Gisaengchung acompanha o plano de uma família pobre para, literalmente, subir na vida – já que eles moram em um semiporão (aparentemente, algo comum no país). Indicado por um amigo, Ki Woo (Woo-sik Choi) se passa por estudante universitário para conseguir o emprego de tutor da jovem Da Hye (Ji-so Jung). Ele impressiona a mãe da moça (Yeo-jeong Jo) e, em pouco tempo, consegue convencer a família a contratar também sua irmã (So-dam Park) e seus pais (Kang-ho Song e Hye-jin Jang).
No processo, eles precisam contar uma série de mentiras e causam a demissão de algumas pessoas, como a governanta (Jeong-eun Lee), que conhece a casa como ninguém. De qualquer forma, eles parecem prontos para iniciar uma nova fase do plano e aplicar algum tipo de golpe quando, bom... Talvez seja melhor eu parar por aqui.
Assim como em seus outros filmes, o diretor e roteirista Bong Joon Ho cria uma premissa com ares exagerados, apenas para ver como seus personagens vão se comportar nesse contexto – quase como se observasse ratos de laboratório. A grande diferença neste caso é que os extremos vividos pelas duas famílias da história não são exatamente uma ficção. Não estamos falando de um cenário pós-apocalíptico, mas simplesmente de pessoas muito ricas e pessoas muito pobres. Você pode julgar as atitudes de quem está lutando para sobreviver?
Para enfatizar a situação dos personagens, a produção abusa de recursos como a iluminação das cenas e o enquadramento dos personagens.
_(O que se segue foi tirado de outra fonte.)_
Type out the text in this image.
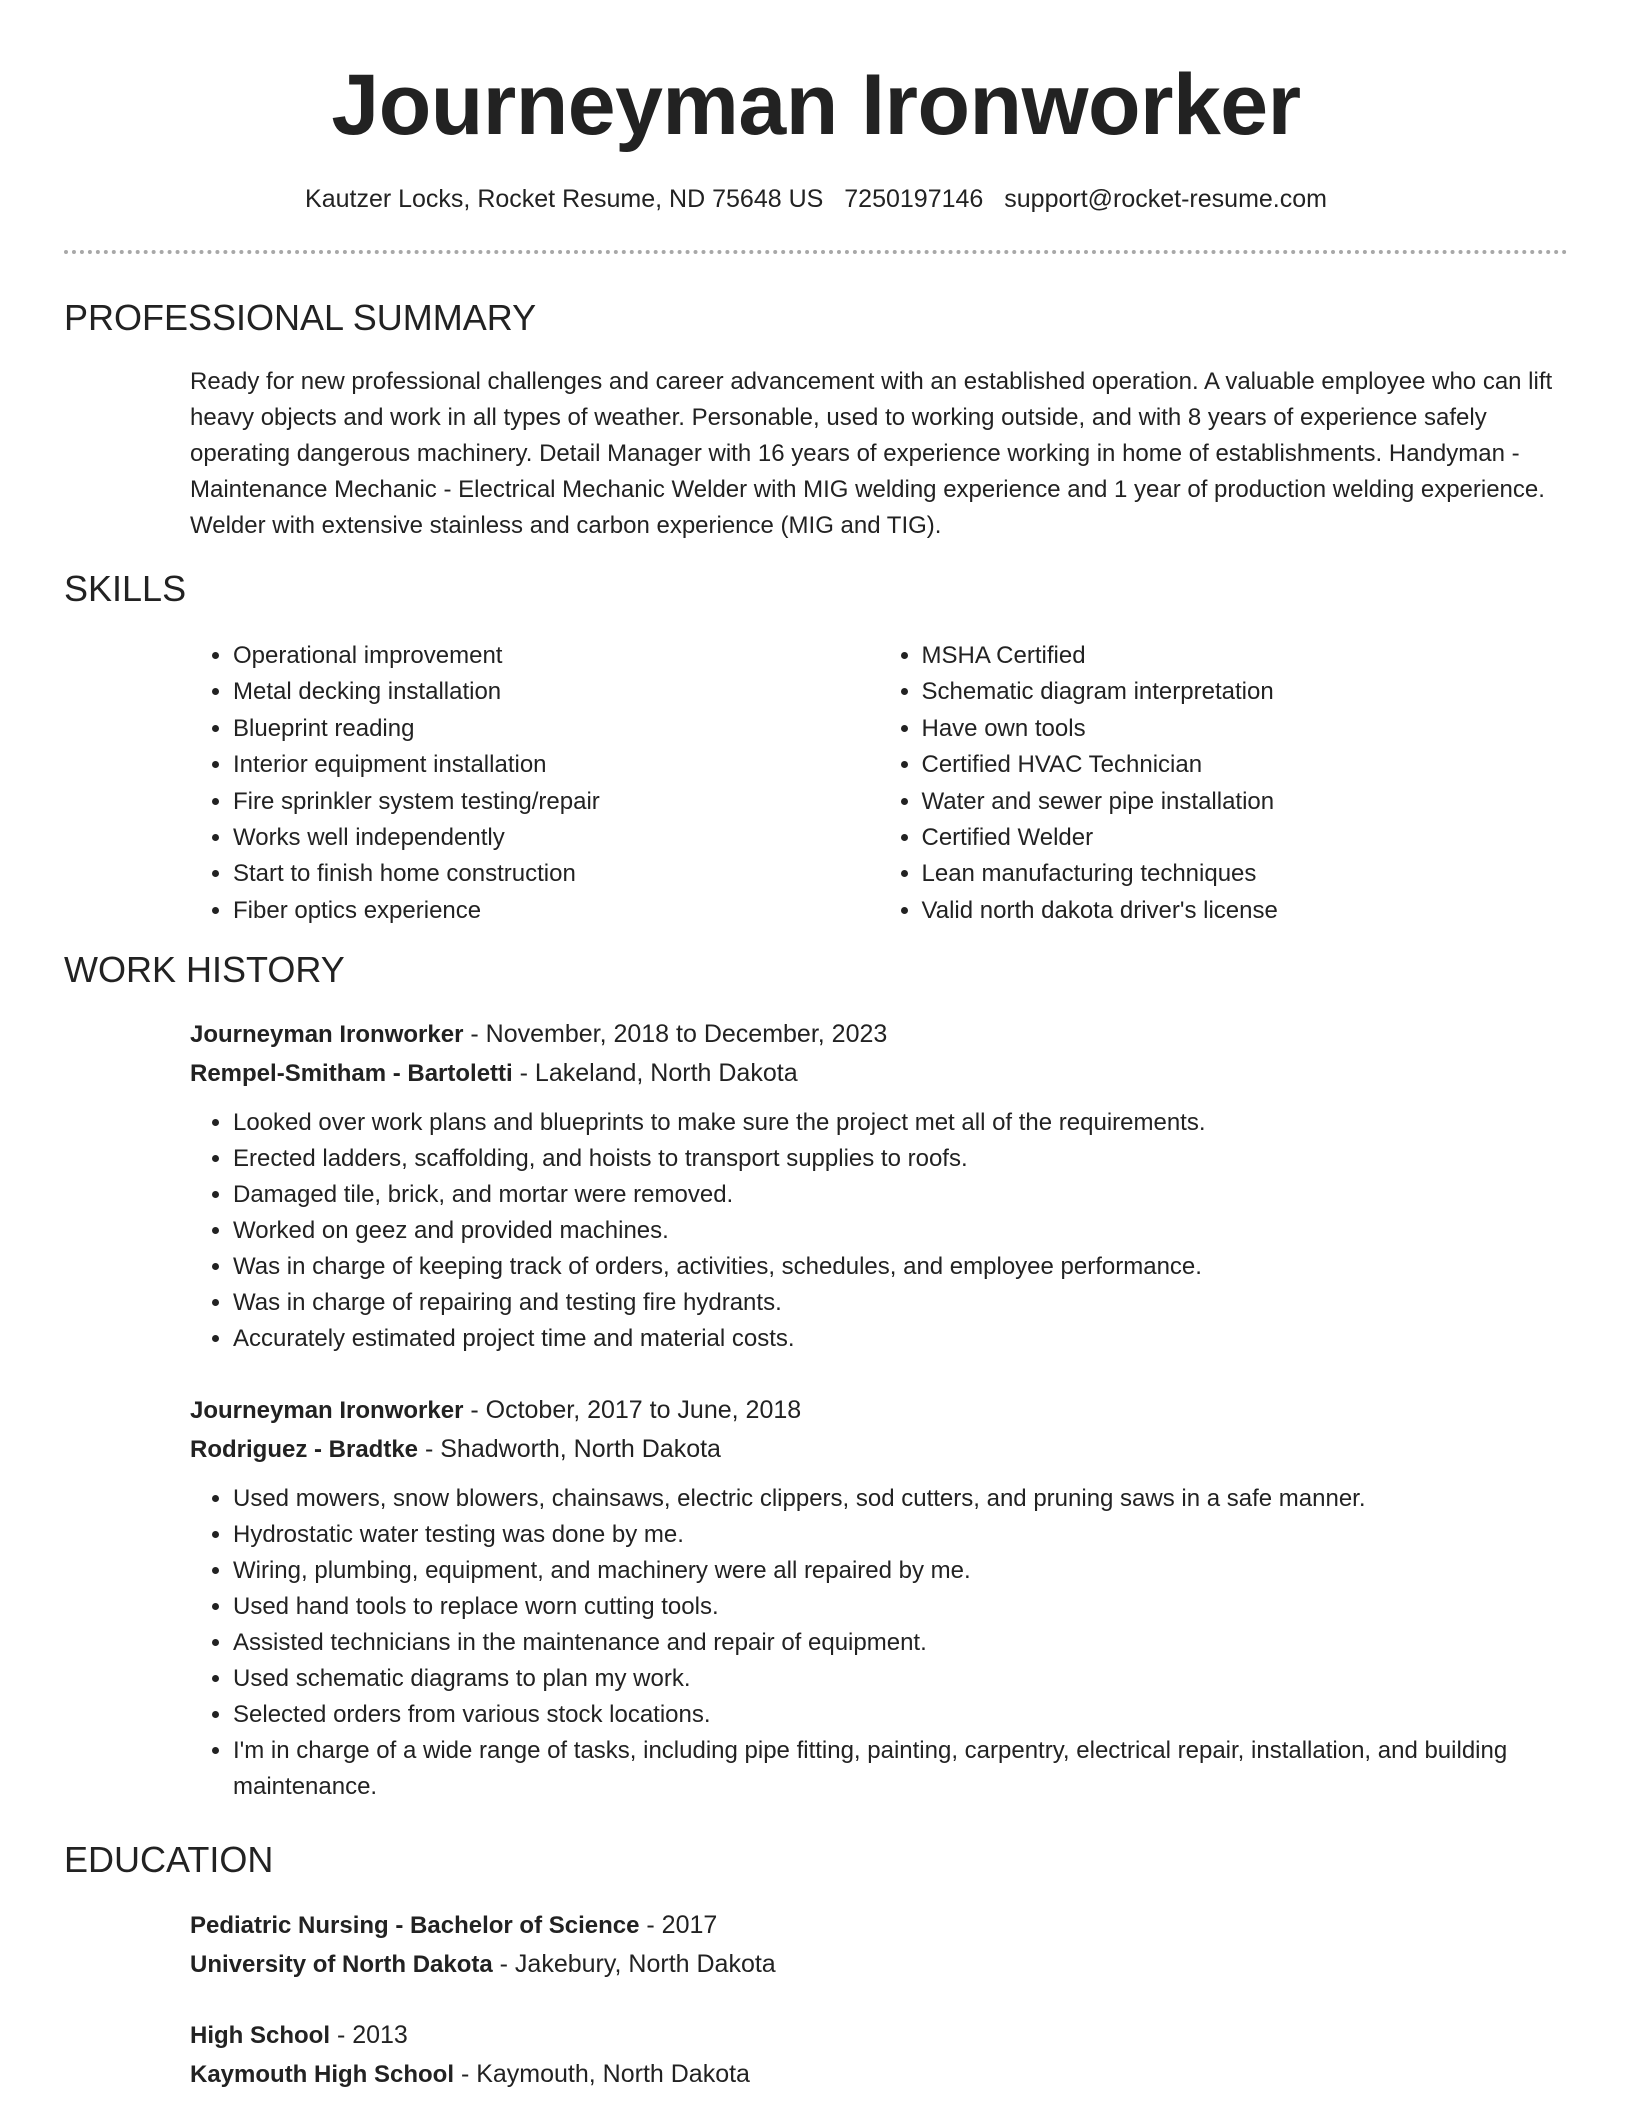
Journeyman Ironworker
Kautzer Locks, Rocket Resume, ND 75648 US 7250197146 support@rocket-resume.com
PROFESSIONAL SUMMARY
Ready for new professional challenges and career advancement with an established operation. A valuable employee who can lift heavy objects and work in all types of weather. Personable, used to working outside, and with 8 years of experience safely operating dangerous machinery. Detail Manager with 16 years of experience working in home of establishments. Handyman - Maintenance Mechanic - Electrical Mechanic Welder with MIG welding experience and 1 year of production welding experience. Welder with extensive stainless and carbon experience (MIG and TIG).
SKILLS
• Operational improvement
• Metal decking installation
• Blueprint reading
• Interior equipment installation
• Fire sprinkler system testing/repair
• Works well independently
• Start to finish home construction
• Fiber optics experience
• MSHA Certified
• Schematic diagram interpretation
• Have own tools
• Certified HVAC Technician
• Water and sewer pipe installation
• Certified Welder
• Lean manufacturing techniques
• Valid north dakota driver's license
WORK HISTORY
Journeyman Ironworker - November, 2018 to December, 2023
Rempel-Smitham - Bartoletti - Lakeland, North Dakota
• Looked over work plans and blueprints to make sure the project met all of the requirements.
• Erected ladders, scaffolding, and hoists to transport supplies to roofs.
• Damaged tile, brick, and mortar were removed.
• Worked on geez and provided machines.
• Was in charge of keeping track of orders, activities, schedules, and employee performance.
• Was in charge of repairing and testing fire hydrants.
• Accurately estimated project time and material costs.
Journeyman Ironworker - October, 2017 to June, 2018
Rodriguez - Bradtke - Shadworth, North Dakota
• Used mowers, snow blowers, chainsaws, electric clippers, sod cutters, and pruning saws in a safe manner.
• Hydrostatic water testing was done by me.
• Wiring, plumbing, equipment, and machinery were all repaired by me.
• Used hand tools to replace worn cutting tools.
• Assisted technicians in the maintenance and repair of equipment.
• Used schematic diagrams to plan my work.
• Selected orders from various stock locations.
• I'm in charge of a wide range of tasks, including pipe fitting, painting, carpentry, electrical repair, installation, and building maintenance.
EDUCATION
Pediatric Nursing - Bachelor of Science - 2017
University of North Dakota - Jakebury, North Dakota
High School - 2013
Kaymouth High School - Kaymouth, North Dakota
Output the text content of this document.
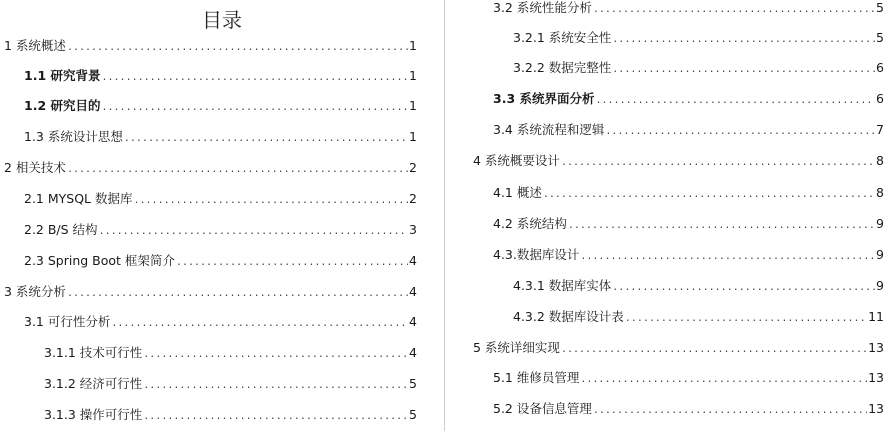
目录
1 系统概述 .....	1
1.1 研究背景 .....	1
1.2 研究目的 .....	1
1.3 系统设计思想 .....	1
2 相关技术 .....	2
2.1 MYSQL 数据库 .....	2
2.2 B/S 结构 .....	3
2.3 Spring Boot 框架简介 .....	4
3 系统分析 .....	4
3.1 可行性分析 .....	4
3.1.1 技术可行性 .....	4
3.1.2 经济可行性 .....	5
3.1.3 操作可行性 .....	5
3.2 系统性能分析 .....	5
3.2.1 系统安全性 .....	5
3.2.2 数据完整性 .....	6
3.3 系统界面分析 .....	6
3.4 系统流程和逻辑 .....	7
4 系统概要设计 .....	8
4.1 概述 .....	8
4.2 系统结构 .....	9
4.3.数据库设计 .....	9
4.3.1 数据库实体 .....	9
4.3.2 数据库设计表 .....	11
5 系统详细实现 .....	13
5.1 维修员管理 .....	13
5.2 设备信息管理 .....	13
Quem é pobre é frequentemente visto de cima e em ambientes apertados, escuros e levemente esverdeados. Já os ricos estão sempre em patamares mais altos e ambientes amplos, com acesso à luz do sol ou uma suave iluminação com cores quentes. O recurso é simples e bastante óbvio, mas seu uso insistente e criativo serve para constantemente martelar uma mensagem na mente dos espectadores.
Mas é claro que nem só do visual se faz um filme. Gisaengchung tem um texto instigante, movido pela constante tensão que acompanha a família de trapaceiros. Afinal, eles estão em uma situação delicada e vivem com o constante risco de que podem perder seus salários e voltar para a miséria absoluta. Assim, quando a reviravolta final acontece, eles são colocados em uma situação-limite e passa a ser impossível desgrudar os olhos da tela.
Aliás, um dos grandes méritos do filme é a capacidade de mudar a forma como encaramos cada uma daquelas pessoas. As personalidades de todos são apresentadas de forma rápida, mas o andamento da história e a maneira como eles reagem aos acontecimentos alteram a forma como os personagens se relacionam e se percebem. Os preconceitos se tornam mais evidentes e, consequentemente, as decepções e a revolta.
A seu modo, Gisaengchung faz um comentário social contundente em meio a um suspense misturado com uma farsa, misturada com uma história de crime. Não sei até que ponto Bong Joon Ho se preocupou com o gênero da produção, mas a verdade é que ele trabalhou cuidadosamente no universo retratado e no clima de tensão, construindo por cima disso uma trama cheia de reviravoltas e com uma estrutura diferente do habitual hollywoodiano, o que também ajuda a quebrar expectativas e surpreender o público.